Can you give any more detail?


----------



## Summit Detailing (Oct 9, 2006)

Yellow Dave said:


> Can you give any more detail?


What would you like to know?


----------



## Yellow Dave (Apr 5, 2011)

Why was it utter rubbish and a waste of money, did it not fill, not last very long or both? Do it do anything very well. What was it like to apply and what did you apply over the top


----------



## sm81 (May 14, 2011)

Yellow Dave said:


> Why was it utter rubbish and a waste of money, did it not fill, not last very long or both? Do it do anything very well. What was it like to apply and what did you apply over the top


Yes, tell us please.


----------



## Summit Detailing (Oct 9, 2006)

Yellow Dave said:


> Why was it utter rubbish and a waste of money, did it not fill, not last very long or both? Do it do anything very well. What was it like to apply and what did you apply over the top


Ok, so I applied using the specific KK pad on a DA exactly as per their instructions...

-The bottle requires frequent shaking to ensure the milky looking product hasn't split, not a big deal maybe but became annoying after a while.

-The product dusted on application on the first panel, which seemed a little odd given the type of product it is.

-Loading the pad up with product helped alleviate the dusting, apart from the rear bumper and side skirts:speechles

-Product residue reminded me of Megs #7 in terms of what the panel looked like after application, before removal, it also buffed off like #7

-Did it fill?...errrr no! I put some tape across the driver's door diagonally and applied to one side, removed the tape and asked the client who is a keen enthusiast to inspect the driver's side of the car (not just the door) to see if he could see where I'd applied the product - he couldn't!

-Panel after application felt 'smooth' compared to a naked panel - but not slick like a Gtechniq finish or indeed Zaino Z2.

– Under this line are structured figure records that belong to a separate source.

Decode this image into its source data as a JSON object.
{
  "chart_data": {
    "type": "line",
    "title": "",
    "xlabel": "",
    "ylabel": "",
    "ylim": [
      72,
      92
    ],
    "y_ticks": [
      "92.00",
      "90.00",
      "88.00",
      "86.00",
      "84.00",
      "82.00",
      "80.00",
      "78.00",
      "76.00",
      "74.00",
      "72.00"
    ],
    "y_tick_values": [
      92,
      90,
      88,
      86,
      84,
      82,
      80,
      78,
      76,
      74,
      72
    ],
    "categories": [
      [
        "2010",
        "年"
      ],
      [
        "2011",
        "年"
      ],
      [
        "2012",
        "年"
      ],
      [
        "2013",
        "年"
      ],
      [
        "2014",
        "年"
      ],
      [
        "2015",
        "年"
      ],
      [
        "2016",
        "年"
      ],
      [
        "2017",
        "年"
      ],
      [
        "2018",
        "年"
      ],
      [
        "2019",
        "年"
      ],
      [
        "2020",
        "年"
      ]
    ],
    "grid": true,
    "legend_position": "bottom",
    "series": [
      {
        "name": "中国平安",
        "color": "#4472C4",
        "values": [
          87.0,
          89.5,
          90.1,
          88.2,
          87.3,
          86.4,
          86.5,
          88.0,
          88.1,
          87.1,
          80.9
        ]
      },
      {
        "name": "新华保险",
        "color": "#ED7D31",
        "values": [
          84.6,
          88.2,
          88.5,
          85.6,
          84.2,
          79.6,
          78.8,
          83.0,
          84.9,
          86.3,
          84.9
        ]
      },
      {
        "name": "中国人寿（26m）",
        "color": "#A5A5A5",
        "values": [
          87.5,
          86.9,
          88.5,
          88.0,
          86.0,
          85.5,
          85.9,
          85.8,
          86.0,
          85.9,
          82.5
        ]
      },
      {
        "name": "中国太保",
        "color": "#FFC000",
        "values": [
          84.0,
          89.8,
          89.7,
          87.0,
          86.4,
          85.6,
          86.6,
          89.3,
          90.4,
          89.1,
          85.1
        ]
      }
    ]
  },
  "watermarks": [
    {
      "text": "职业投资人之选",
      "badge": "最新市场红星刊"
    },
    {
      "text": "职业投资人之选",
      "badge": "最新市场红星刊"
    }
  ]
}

I've not heard from him regarding durability or things like water behaviour but it can't be great otherwise he'd have emailed as he did after some Gtechniq action on the first car in his collection that I detailed:detailer:

Just my 2p worth from using the product at the client's request:thumb:


----------



## ICBM (Feb 7, 2015)

Summit Detailing said:


> Ok, so I applied using the specific KK pad on a DA exactly as per their instructions...
> 
> -The bottle requires frequent shaking to ensure the milky looking product hasn't split, not a big deal maybe but became annoying after a while.
> 
> ...


Mine went on Ebay after 1 use. I love the Kamikaze, but ACC was utter rubbish. Used as per instruction and with the correct applicator.


----------



## sm81 (May 14, 2011)

Summit Detailing: Have you used others Kamikaze products?


----------



## Summit Detailing (Oct 9, 2006)

sm81 said:


> Summit Detailing: Have you used others Kamikaze products?


No I haven't, and certainly wouldn't consider any others in the future:thumb:


----------



## fethead (May 12, 2007)

Close shave as I almost bought artificial clear coat. 

Maybe one of the stockists would like to step up and demonstrate its abilities. Maybe CYC or even better Esoteric Detailing in the US?!

Richard


----------